Description & Requirements
Job Summary:
We are looking for a talented and innovative AI Engineer to join our team. The ideal candidate will design, develop, and deploy advanced artificial intelligence solutions that enhance business operations, improve customer experience, and drive innovation. This role requires strong programming skills, a deep understanding of machine learning and deep learning algorithms, and the ability to work collaboratively with data scientists, software engineers, and product teams to build scalable AI applications that solve complex business challenges. This role demands expertise in state-of-the-art AI technologies, deep learning architectures, and hands-on experience with generative models such as GPT, Transformers, VAEs, or GANs.
Key Responsibilities
- Design, develop, and implement AI models and algorithms for predictive, prescriptive, and generative use cases to solve complex business problems.
- Build and optimize machine learning pipelines from large-scale data preprocessing to model deployment.
- Collect, clean, and preprocess structured and unstructured data for model training.

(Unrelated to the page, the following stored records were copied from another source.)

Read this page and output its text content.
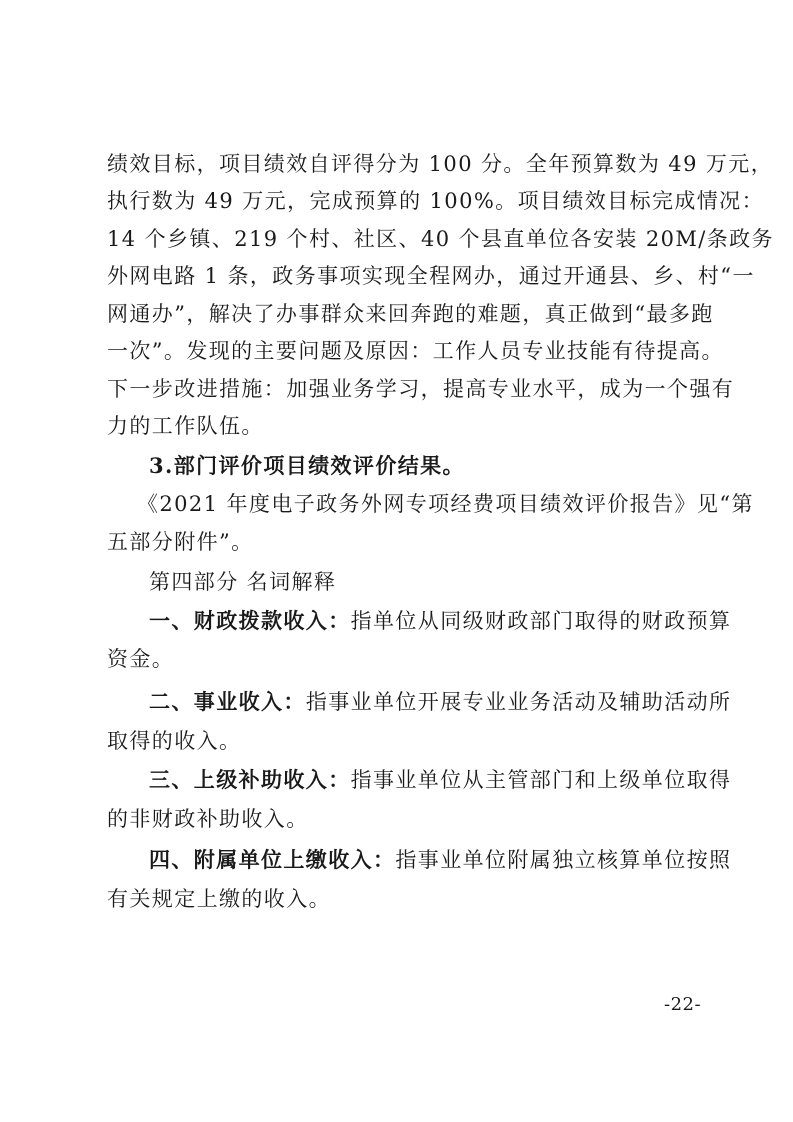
绩效目标，项目绩效自评得分为 100 分。全年预算数为 49 万元，
执行数为 49 万元，完成预算的 100%。项目绩效目标完成情况：
14 个乡镇、219 个村、社区、40 个县直单位各安装 20M/条政务
外网电路 1 条，政务事项实现全程网办，通过开通县、乡、村“一
网通办”，解决了办事群众来回奔跑的难题，真正做到“最多跑
一次”。发现的主要问题及原因：工作人员专业技能有待提高。
下一步改进措施：加强业务学习，提高专业水平，成为一个强有
力的工作队伍。
3.部门评价项目绩效评价结果。
《2021 年度电子政务外网专项经费项目绩效评价报告》见“第
五部分附件”。
第四部分 名词解释
一、财政拨款收入：指单位从同级财政部门取得的财政预算
资金。
二、事业收入：指事业单位开展专业业务活动及辅助活动所
取得的收入。
三、上级补助收入：指事业单位从主管部门和上级单位取得
的非财政补助收入。
四、附属单位上缴收入：指事业单位附属独立核算单位按照
有关规定上缴的收入。
-22-
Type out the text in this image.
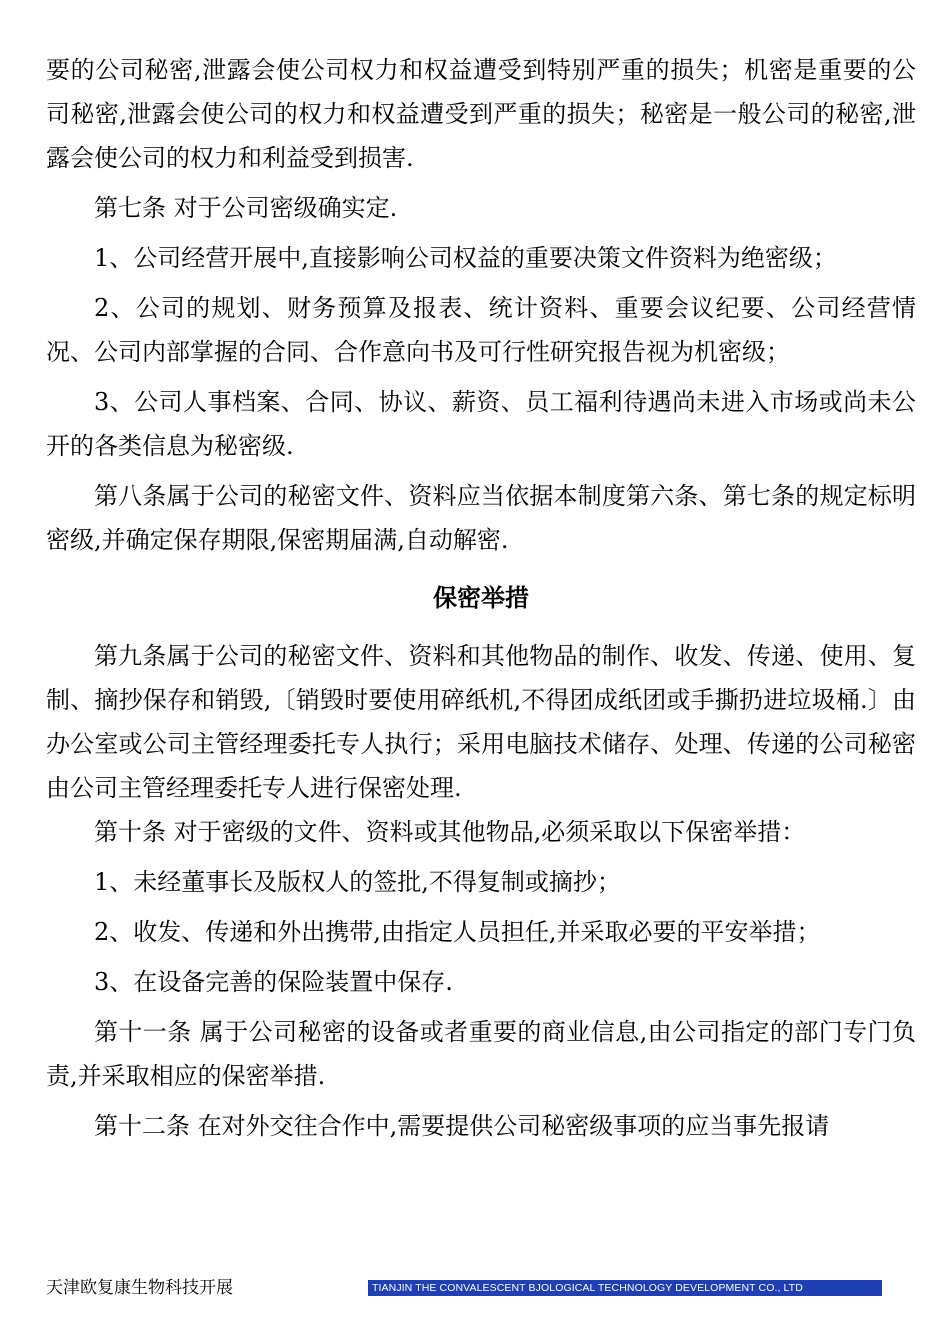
要的公司秘密,泄露会使公司权力和权益遭受到特别严重的损失；机密是重要的公司秘密,泄露会使公司的权力和权益遭受到严重的损失；秘密是一般公司的秘密,泄露会使公司的权力和利益受到损害.

第七条 对于公司密级确实定.

1、公司经营开展中,直接影响公司权益的重要决策文件资料为绝密级；

2、公司的规划、财务预算及报表、统计资料、重要会议纪要、公司经营情况、公司内部掌握的合同、合作意向书及可行性研究报告视为机密级；

3、公司人事档案、合同、协议、薪资、员工福利待遇尚未进入市场或尚未公开的各类信息为秘密级.

第八条属于公司的秘密文件、资料应当依据本制度第六条、第七条的规定标明密级,并确定保存期限,保密期届满,自动解密.

保密举措

第九条属于公司的秘密文件、资料和其他物品的制作、收发、传递、使用、复制、摘抄保存和销毁,〔销毁时要使用碎纸机,不得团成纸团或手撕扔进垃圾桶.〕由办公室或公司主管经理委托专人执行；采用电脑技术储存、处理、传递的公司秘密由公司主管经理委托专人进行保密处理.

第十条 对于密级的文件、资料或其他物品,必须采取以下保密举措：

1、未经董事长及版权人的签批,不得复制或摘抄；

2、收发、传递和外出携带,由指定人员担任,并采取必要的平安举措；

3、在设备完善的保险装置中保存.

第十一条 属于公司秘密的设备或者重要的商业信息,由公司指定的部门专门负责,并采取相应的保密举措.

第十二条 在对外交往合作中,需要提供公司秘密级事项的应当事先报请

天津欧复康生物科技开展	TIANJIN THE CONVALESCENT BJOLOGICAL TECHNOLOGY DEVELOPMENT CO., LTD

Ensure data integrity and compliance with security and privacy standards.
- Train, validate, and fine-tune models using frameworks like TensorFlow, PyTorch, or Hugging Face.
- Deploy models into production using MLOps tools (e.g., MLflow, Docker, Kubernetes).
- Integrate AI solutions with enterprise applications and APIs.
- Design scalable architectures for AI systems, ensuring high availability and performance.
- Implement observability, monitoring, and A/B testing for deployed models.
- Continuously improve models based on feedback and performance metrics.
- Work closely with data scientists, software engineers, and business stakeholders to align AI initiatives with organizational goals.
- Stay updated on emerging AI trends (LLMs, RAG systems, multimodal AI) and recommend improvements.
- Design and develop generative AI models tailored to solve business challenges, including natural language generation, image synthesis, code generation, or other AI-generated content.
- Implement, fine-tune, and optimize state-of-the-art transformer architectures and other deep learning frameworks.
- Collaborate closely with data scientists, AI researchers, and product teams to integrate generative AI capabilities into scalable applications and platforms.
- Build and maintain robust AI pipelines for training, evaluation, and deployment of GenAI models in cloud or on-premises environments.
- Research and experiment with the latest generative AI advancements to incorporate new methodologies and improve model performance.
- Develop APIs and user-facing tools that leverage generative AI for automation, content creation, personalization, or decision support.
- Ensure data privacy, ethical AI usage, and compliance with applicable regulations in model development and deployment.
- Document models, code, and workflows to support maintainability and knowledge sharing across teams.
Required Skills & Qualifications
- Bachelor’s or Master’s degree in Computer Science, Artificial Intelligence, Machine Learning, or related field.
- Proven 5-8 years of experience in developing and deploying generative AI models (e.g., GPT, BERT, GANs, VAEs).
- Strong proficiency in Python and AI/ML frameworks such as TensorFlow, PyTorch, or JAX.
- Hands-on experience with NLP, computer vision, or multimodal generative AI applications.
- Familiarity with cloud platforms (AWS, Azure, GCP) and containerization tools (Docker, Kubernetes) for scalable AI model deployment.
- Solid understanding of machine learning pipeline development, data preprocessing, and model evaluation metrics.
- Ability to work in an agile environment and collaborate effectively with cross-functional teams.
- Proficiency in Python, Java, or C++.
- Strong knowledge of machine learning, deep learning, NLP, and computer vision.
- Experience with LLMs (e.g., GPT, LLaMA) and Generative AI and Tools & Frameworks such as TensorFlow, PyTorch, Scikit-learn, LangChain, Docker, Kubernetes.
Preferred Skills
- Experience with prompt engineering and fine-tuning large language models.
- Knowledge of reinforcement learning, few-shot learning, or transfer learning techniques.
- Background in software engineering best practices, including version control and CI/CD pipelines.
- Familiarity with AI ethics, bias mitigation, and fairness in generative models.
- Exposure to data engineering, big data tools, or MLOps frameworks.
- Strong problem-solving and analytical skills.
- Familiarity with ethical AI principles and responsible AI practices.
- Excellent communication and collaboration abilities.
What We Offer
- Opportunity to work on pioneering AI technologies with real-world impact.
- Collaborative and inclusive work environment fostering innovation.
- Access to state-of-the-art computing resources and learning opportunities.